Russia officially counts millions of former conscripts as reservists – most of the male population of fighting age – and Wednesday’s decree announcing the “partial mobilisation” gave no criteria for who would be called up.
Reports have surfaced of men with no military experience or past the draft age receiving call-up papers, adding to outrage that has revived dormant – and banned – anti-war demonstrations.
More than 1,300 protesters were arrested in 38 towns on Wednesday, and on Saturday evening more than 740 were detained in 30 towns and cities from St Petersburg to Siberia, according to the independent monitoring group OVD-Info.
Images from St Petersburg showed police in helmets and riot gear pinning protesters to the ground and kicking one of them before carrying them into vans.
Earlier, the head of the Kremlin’s Human Rights Council, Valery Fadeyev, announced he had written to defence minister Sergey Shoigu with a request to “urgently resolve” problems.
His Telegram posting criticised the way exemptions were being applied and listed cases of inappropriate enlistment including nurses and midwives with no military experience.
“Some [recruiters] hand over the call-up papers at 2am as if they think we’re all draft dodgers,” he said.
‘Cannon fodder’
On Friday, the defence ministry listed some sectors in which employers could nominate staff for exemptions.
There has been a particular outcry among ethnic minorities in remote, poor areas in Siberia, where Russia’s professional armed forces have long recruited disproportionately.

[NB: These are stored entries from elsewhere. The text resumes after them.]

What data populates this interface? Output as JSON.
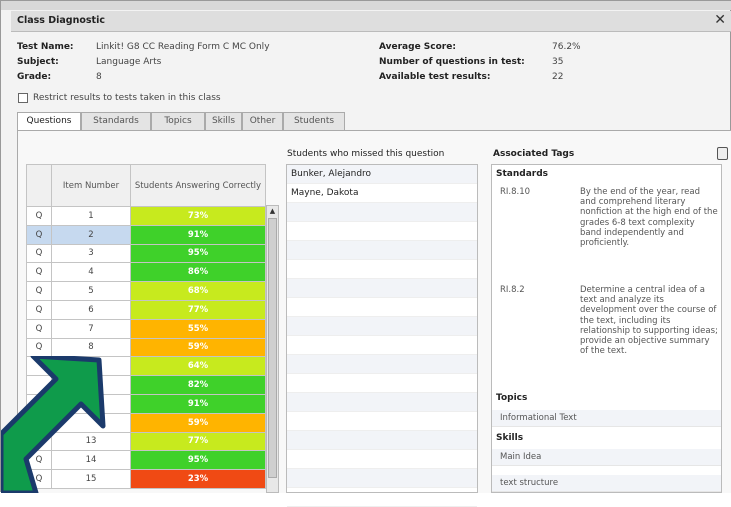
{
  "dialog": {
    "title": "Class Diagnostic",
    "close_glyph": "✕"
  },
  "info": {
    "test_name_label": "Test Name:",
    "test_name": "Linkit! G8 CC Reading Form C MC Only",
    "subject_label": "Subject:",
    "subject": "Language Arts",
    "grade_label": "Grade:",
    "grade": "8",
    "average_label": "Average Score:",
    "average": "76.2%",
    "questions_label": "Number of questions in test:",
    "questions": "35",
    "results_label": "Available test results:",
    "results": "22"
  },
  "restrict_label": "Restrict results to tests taken in this class",
  "tabs": [
    "Questions",
    "Standards",
    "Topics",
    "Skills",
    "Other",
    "Students"
  ],
  "grid": {
    "col_item": "Item Number",
    "col_correct": "Students Answering Correctly",
    "rows": [
      {
        "q": "Q",
        "num": "1",
        "pct": "73%",
        "color": "#c7ea1e"
      },
      {
        "q": "Q",
        "num": "2",
        "pct": "91%",
        "color": "#3fd12a"
      },
      {
        "q": "Q",
        "num": "3",
        "pct": "95%",
        "color": "#3fd12a"
      },
      {
        "q": "Q",
        "num": "4",
        "pct": "86%",
        "color": "#3fd12a"
      },
      {
        "q": "Q",
        "num": "5",
        "pct": "68%",
        "color": "#c7ea1e"
      },
      {
        "q": "Q",
        "num": "6",
        "pct": "77%",
        "color": "#c7ea1e"
      },
      {
        "q": "Q",
        "num": "7",
        "pct": "55%",
        "color": "#ffb400"
      },
      {
        "q": "Q",
        "num": "8",
        "pct": "59%",
        "color": "#ffb400"
      },
      {
        "q": "",
        "num": "",
        "pct": "64%",
        "color": "#c7ea1e"
      },
      {
        "q": "",
        "num": "",
        "pct": "82%",
        "color": "#3fd12a"
      },
      {
        "q": "",
        "num": "",
        "pct": "91%",
        "color": "#3fd12a"
      },
      {
        "q": "",
        "num": "",
        "pct": "59%",
        "color": "#ffb400"
      },
      {
        "q": "",
        "num": "13",
        "pct": "77%",
        "color": "#c7ea1e"
      },
      {
        "q": "Q",
        "num": "14",
        "pct": "95%",
        "color": "#3fd12a"
      },
      {
        "q": "Q",
        "num": "15",
        "pct": "23%",
        "color": "#f04a14"
      }
    ]
  },
  "missed": {
    "header": "Students who missed this question",
    "students": [
      "Bunker, Alejandro",
      "Mayne, Dakota"
    ]
  },
  "tags": {
    "header": "Associated Tags",
    "standards_label": "Standards",
    "standards": [
      {
        "code": "RI.8.10",
        "text": "By the end of the year, read and comprehend literary nonfiction at the high end of the grades 6-8 text complexity band independently and proficiently."
      },
      {
        "code": "RI.8.2",
        "text": "Determine a central idea of a text and analyze its development over the course of the text, including its relationship to supporting ideas; provide an objective summary of the text."
      }
    ],
    "topics_label": "Topics",
    "topics": [
      "Informational Text"
    ],
    "skills_label": "Skills",
    "skills": [
      "Main Idea",
      "text structure"
    ]
  },
  "colors": {
    "green": "#3fd12a",
    "yellow_green": "#c7ea1e",
    "orange": "#ffb400",
    "red": "#f04a14",
    "arrow": "#0f9b4b",
    "arrow_outline": "#1b3a6b"
  }
}
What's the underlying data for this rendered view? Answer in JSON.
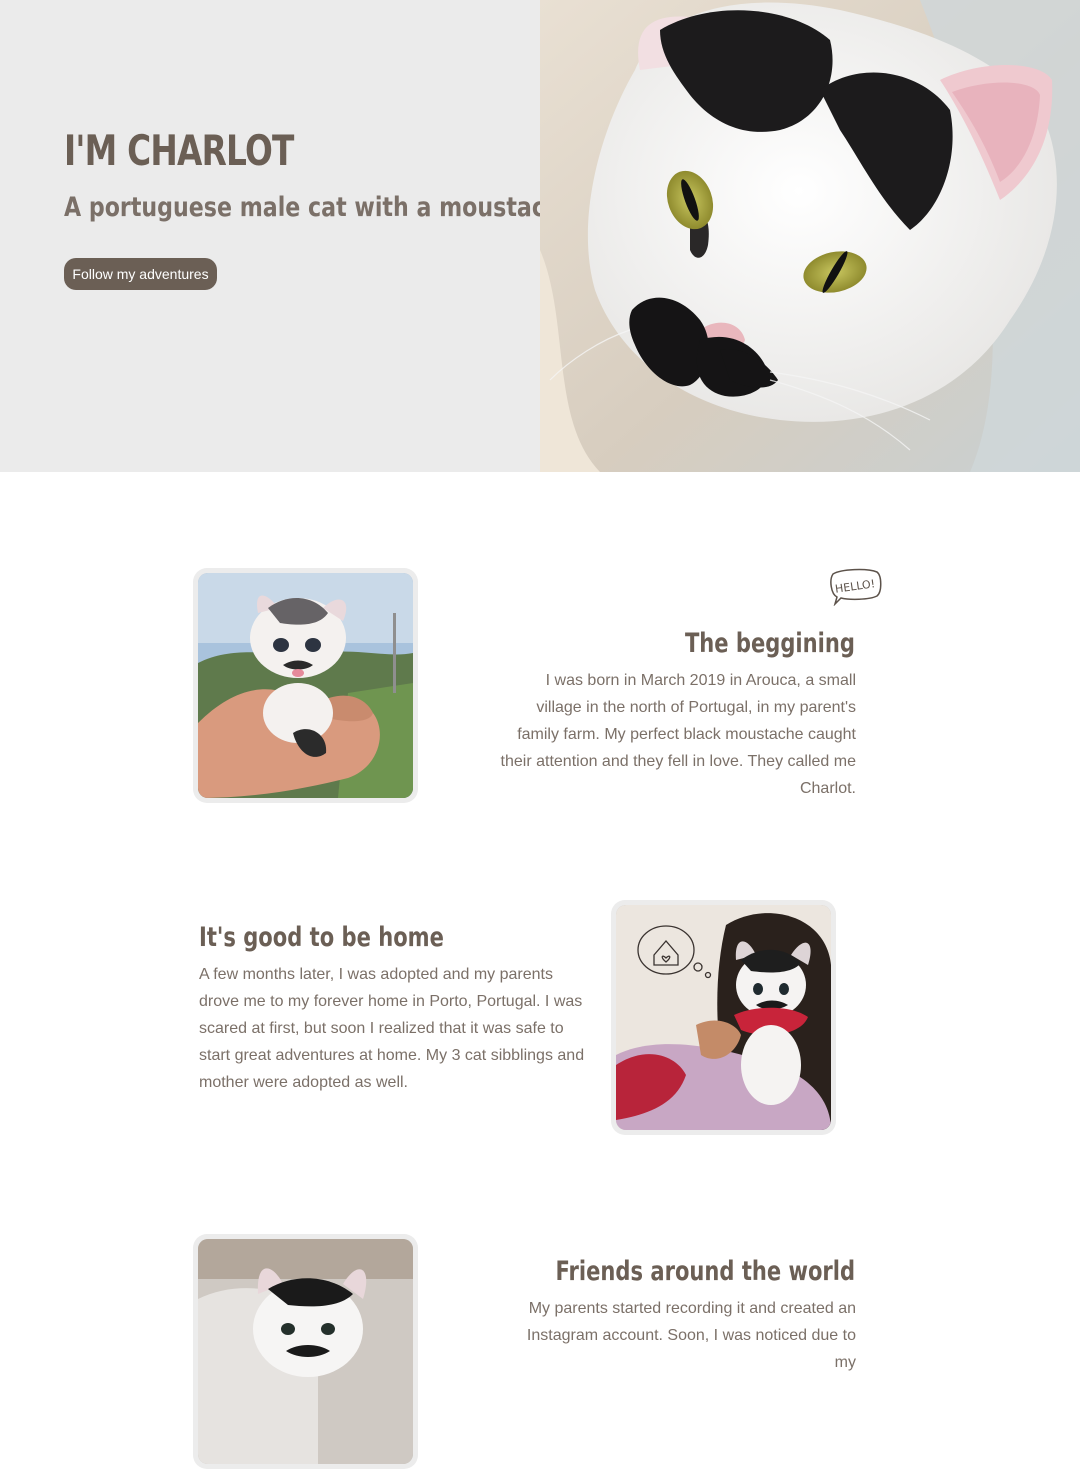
{
  "hero": {
    "title": "I'M CHARLOT",
    "subtitle": "A portuguese male cat with a moustache",
    "button_label": "Follow my adventures"
  },
  "badge": {
    "text": "HELLO!"
  },
  "sections": [
    {
      "heading": "The beggining",
      "text": "I was born in March 2019 in Arouca, a small village in the north of Portugal, in my parent's family farm. My perfect black moustache caught their attention and they fell in love. They called me Charlot."
    },
    {
      "heading": "It's good to be home",
      "text": "A few months later, I was adopted and my parents drove me to my forever home in Porto, Portugal. I was scared at first, but soon I realized that it was safe to start great adventures at home. My 3 cat sibblings and mother were adopted as well."
    },
    {
      "heading": "Friends around the world",
      "text": "My parents started recording it and created an Instagram account. Soon, I was noticed due to my"
    }
  ],
  "colors": {
    "brand_brown": "#6b5f55",
    "hero_background": "#ebebeb",
    "text_muted": "#7b7068",
    "card_frame": "#ececec"
  },
  "icons": {
    "badge": "hello-speech-bubble-icon",
    "thought": "house-heart-thought-bubble-icon"
  }
}
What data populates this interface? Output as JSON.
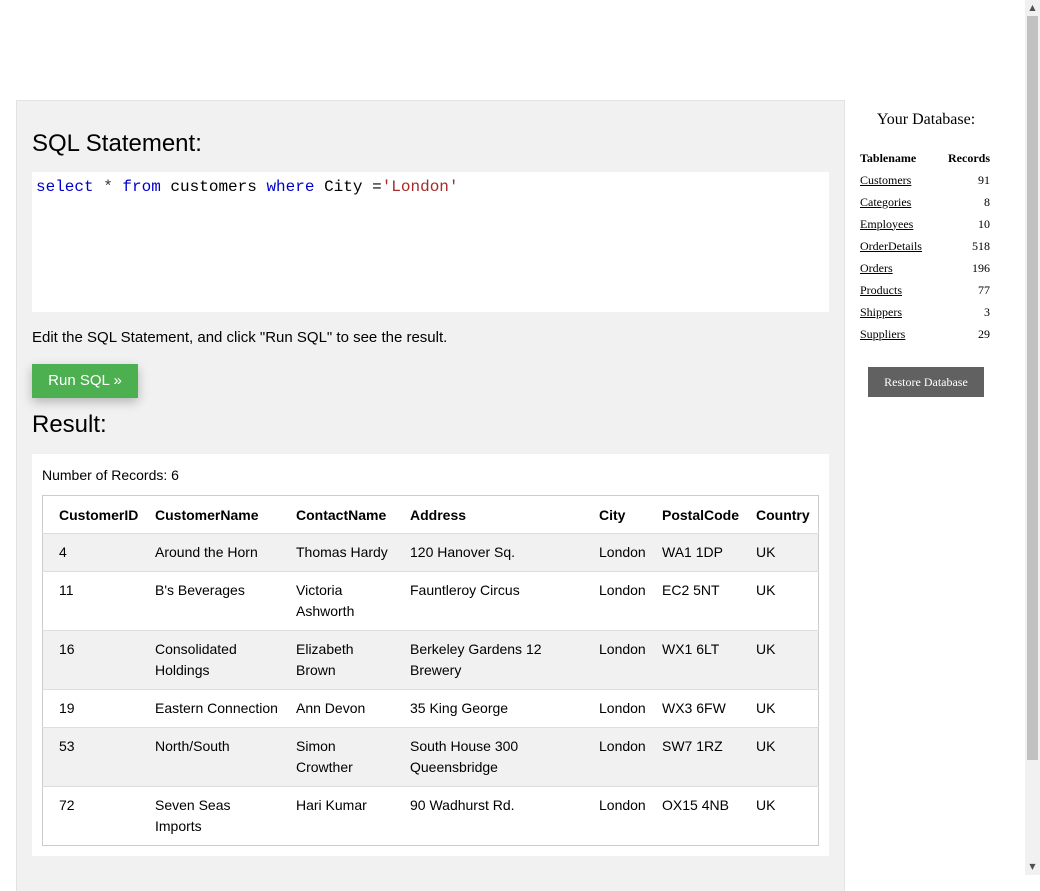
{
  "editor": {
    "heading": "SQL Statement:",
    "code": [
      {
        "text": "select",
        "cls": "kw"
      },
      {
        "text": " * ",
        "cls": "op"
      },
      {
        "text": "from",
        "cls": "kw"
      },
      {
        "text": " customers ",
        "cls": "ident"
      },
      {
        "text": "where",
        "cls": "kw"
      },
      {
        "text": " City =",
        "cls": "ident"
      },
      {
        "text": "'London'",
        "cls": "str"
      }
    ],
    "hint": "Edit the SQL Statement, and click \"Run SQL\" to see the result.",
    "run_label": "Run SQL »"
  },
  "result": {
    "heading": "Result:",
    "count_text": "Number of Records: 6",
    "columns": [
      "CustomerID",
      "CustomerName",
      "ContactName",
      "Address",
      "City",
      "PostalCode",
      "Country"
    ],
    "rows": [
      [
        "4",
        "Around the Horn",
        "Thomas Hardy",
        "120 Hanover Sq.",
        "London",
        "WA1 1DP",
        "UK"
      ],
      [
        "11",
        "B's Beverages",
        "Victoria Ashworth",
        "Fauntleroy Circus",
        "London",
        "EC2 5NT",
        "UK"
      ],
      [
        "16",
        "Consolidated Holdings",
        "Elizabeth Brown",
        "Berkeley Gardens 12 Brewery",
        "London",
        "WX1 6LT",
        "UK"
      ],
      [
        "19",
        "Eastern Connection",
        "Ann Devon",
        "35 King George",
        "London",
        "WX3 6FW",
        "UK"
      ],
      [
        "53",
        "North/South",
        "Simon Crowther",
        "South House 300 Queensbridge",
        "London",
        "SW7 1RZ",
        "UK"
      ],
      [
        "72",
        "Seven Seas Imports",
        "Hari Kumar",
        "90 Wadhurst Rd.",
        "London",
        "OX15 4NB",
        "UK"
      ]
    ]
  },
  "database": {
    "title": "Your Database:",
    "col_table": "Tablename",
    "col_records": "Records",
    "tables": [
      {
        "name": "Customers",
        "records": "91"
      },
      {
        "name": "Categories",
        "records": "8"
      },
      {
        "name": "Employees",
        "records": "10"
      },
      {
        "name": "OrderDetails",
        "records": "518"
      },
      {
        "name": "Orders",
        "records": "196"
      },
      {
        "name": "Products",
        "records": "77"
      },
      {
        "name": "Shippers",
        "records": "3"
      },
      {
        "name": "Suppliers",
        "records": "29"
      }
    ],
    "restore_label": "Restore Database"
  },
  "scrollbar": {
    "up_icon": "▲",
    "down_icon": "▼"
  },
  "colors": {
    "run_button": "#4caf50",
    "restore_button": "#616161",
    "keyword": "#0000cd",
    "string": "#a52a2a"
  }
}
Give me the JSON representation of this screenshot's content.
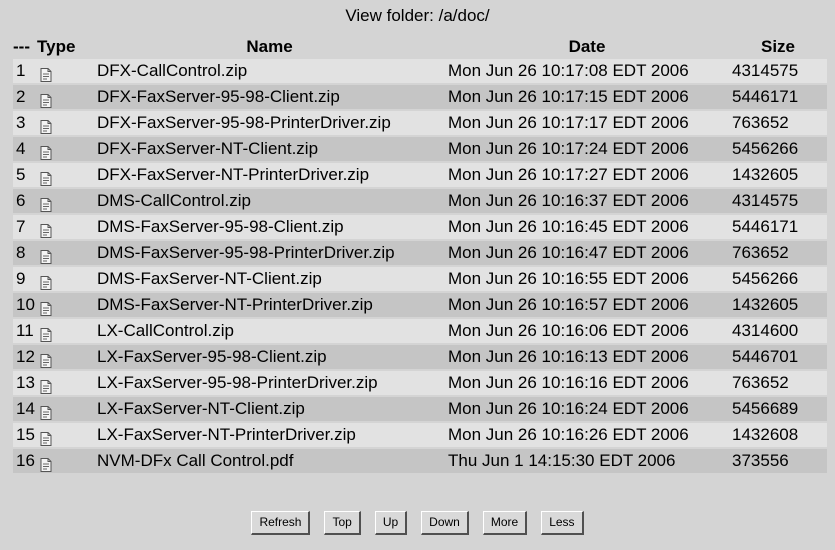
{
  "header": {
    "title": "View folder: /a/doc/"
  },
  "table": {
    "columns": {
      "num": "---",
      "type": "Type",
      "name": "Name",
      "date": "Date",
      "size": "Size"
    },
    "rows": [
      {
        "num": "1",
        "type_icon": "file-icon",
        "name": "DFX-CallControl.zip",
        "date": "Mon Jun 26 10:17:08 EDT 2006",
        "size": "4314575"
      },
      {
        "num": "2",
        "type_icon": "file-icon",
        "name": "DFX-FaxServer-95-98-Client.zip",
        "date": "Mon Jun 26 10:17:15 EDT 2006",
        "size": "5446171"
      },
      {
        "num": "3",
        "type_icon": "file-icon",
        "name": "DFX-FaxServer-95-98-PrinterDriver.zip",
        "date": "Mon Jun 26 10:17:17 EDT 2006",
        "size": "763652"
      },
      {
        "num": "4",
        "type_icon": "file-icon",
        "name": "DFX-FaxServer-NT-Client.zip",
        "date": "Mon Jun 26 10:17:24 EDT 2006",
        "size": "5456266"
      },
      {
        "num": "5",
        "type_icon": "file-icon",
        "name": "DFX-FaxServer-NT-PrinterDriver.zip",
        "date": "Mon Jun 26 10:17:27 EDT 2006",
        "size": "1432605"
      },
      {
        "num": "6",
        "type_icon": "file-icon",
        "name": "DMS-CallControl.zip",
        "date": "Mon Jun 26 10:16:37 EDT 2006",
        "size": "4314575"
      },
      {
        "num": "7",
        "type_icon": "file-icon",
        "name": "DMS-FaxServer-95-98-Client.zip",
        "date": "Mon Jun 26 10:16:45 EDT 2006",
        "size": "5446171"
      },
      {
        "num": "8",
        "type_icon": "file-icon",
        "name": "DMS-FaxServer-95-98-PrinterDriver.zip",
        "date": "Mon Jun 26 10:16:47 EDT 2006",
        "size": "763652"
      },
      {
        "num": "9",
        "type_icon": "file-icon",
        "name": "DMS-FaxServer-NT-Client.zip",
        "date": "Mon Jun 26 10:16:55 EDT 2006",
        "size": "5456266"
      },
      {
        "num": "10",
        "type_icon": "file-icon",
        "name": "DMS-FaxServer-NT-PrinterDriver.zip",
        "date": "Mon Jun 26 10:16:57 EDT 2006",
        "size": "1432605"
      },
      {
        "num": "11",
        "type_icon": "file-icon",
        "name": "LX-CallControl.zip",
        "date": "Mon Jun 26 10:16:06 EDT 2006",
        "size": "4314600"
      },
      {
        "num": "12",
        "type_icon": "file-icon",
        "name": "LX-FaxServer-95-98-Client.zip",
        "date": "Mon Jun 26 10:16:13 EDT 2006",
        "size": "5446701"
      },
      {
        "num": "13",
        "type_icon": "file-icon",
        "name": "LX-FaxServer-95-98-PrinterDriver.zip",
        "date": "Mon Jun 26 10:16:16 EDT 2006",
        "size": "763652"
      },
      {
        "num": "14",
        "type_icon": "file-icon",
        "name": "LX-FaxServer-NT-Client.zip",
        "date": "Mon Jun 26 10:16:24 EDT 2006",
        "size": "5456689"
      },
      {
        "num": "15",
        "type_icon": "file-icon",
        "name": "LX-FaxServer-NT-PrinterDriver.zip",
        "date": "Mon Jun 26 10:16:26 EDT 2006",
        "size": "1432608"
      },
      {
        "num": "16",
        "type_icon": "file-icon",
        "name": "NVM-DFx Call Control.pdf",
        "date": "Thu Jun 1 14:15:30 EDT 2006",
        "size": "373556"
      }
    ]
  },
  "toolbar": {
    "refresh_label": "Refresh",
    "top_label": "Top",
    "up_label": "Up",
    "down_label": "Down",
    "more_label": "More",
    "less_label": "Less"
  },
  "colors": {
    "page_background": "#d4d4d4",
    "row_light": "#e2e2e2",
    "row_dark": "#c5c5c5"
  }
}
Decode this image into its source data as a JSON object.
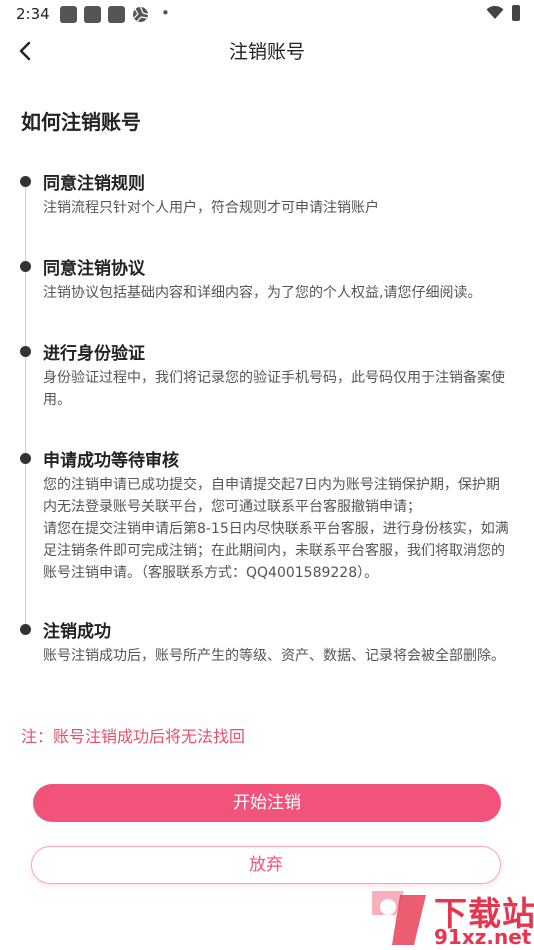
{
  "status_bar": {
    "time": "2:34",
    "dot": "•"
  },
  "nav": {
    "title": "注销账号",
    "back_icon": "chevron-left-icon"
  },
  "heading": "如何注销账号",
  "steps": [
    {
      "title": "同意注销规则",
      "desc": "注销流程只针对个人用户，符合规则才可申请注销账户"
    },
    {
      "title": "同意注销协议",
      "desc": "注销协议包括基础内容和详细内容，为了您的个人权益,请您仔细阅读。"
    },
    {
      "title": "进行身份验证",
      "desc": "身份验证过程中，我们将记录您的验证手机号码，此号码仅用于注销备案使用。"
    },
    {
      "title": "申请成功等待审核",
      "desc": "您的注销申请已成功提交，自申请提交起7日内为账号注销保护期，保护期内无法登录账号关联平台，您可通过联系平台客服撤销申请；\n 请您在提交注销申请后第8-15日内尽快联系平台客服，进行身份核实，如满足注销条件即可完成注销；在此期间内，未联系平台客服，我们将取消您的账号注销申请。（客服联系方式：QQ4001589228）。"
    },
    {
      "title": "注销成功",
      "desc": "账号注销成功后，账号所产生的等级、资产、数据、记录将会被全部删除。"
    }
  ],
  "note": "注：账号注销成功后将无法找回",
  "buttons": {
    "start": "开始注销",
    "quit": "放弃"
  },
  "watermark": {
    "text": "下载站",
    "url": "91xz.net"
  },
  "colors": {
    "accent": "#f2537a",
    "note": "#e8506a",
    "watermark": "#e8344e"
  }
}
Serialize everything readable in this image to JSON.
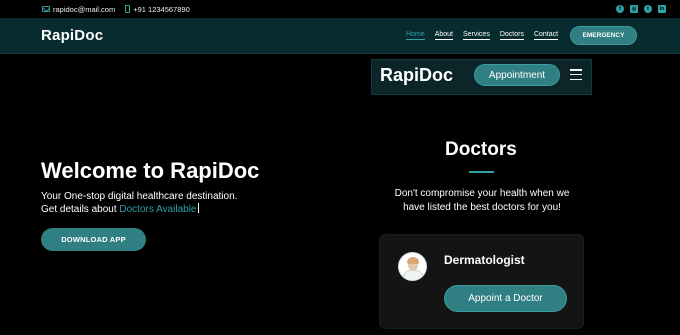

Since Wednesday, people have queued for hours to cross into Mongolia, Kazakhstan, Finland or Georgia, scared Russia might close its borders, although the Kremlin says reports of an exodus are exaggerated.
Asked by reporters at the United Nations on Saturday why so many Russians were leaving, foreign minister Sergey Lavrov pointed to the right of freedom of movement.
The governor of Buryatia, a region that adjoins Mongolia and is home to an ethnic Mongol minority, acknowledged some had wrongly received papers and said those without military experience or who had medical exemptions would be exempt.
On Saturday, Tsakhia Elbegdorj, president of Mongolia until 2017 and now head of the World Mongol Federation, promised those fleeing the draft, especially three Russian Mongol groups, a warm welcome, and bluntly called on Putin to end the war.
“The Buryat Mongols, Tuva Mongols, and Kalmyk Mongols have … been used as nothing more than cannon fodder,” he said in a video, wearing a ribbon in Ukrainian yellow-and-blue.
“Today you are fleeing brutality, cruelty, and likely death. Tomorrow you will start freeing your country from dictatorship.”
The mobilisation, and the hasty organisation of the votes in occupied territories, came soon after a lightning Ukrainian offensive in the Kharkiv region this month – Moscow’s sharpest reverse of the war.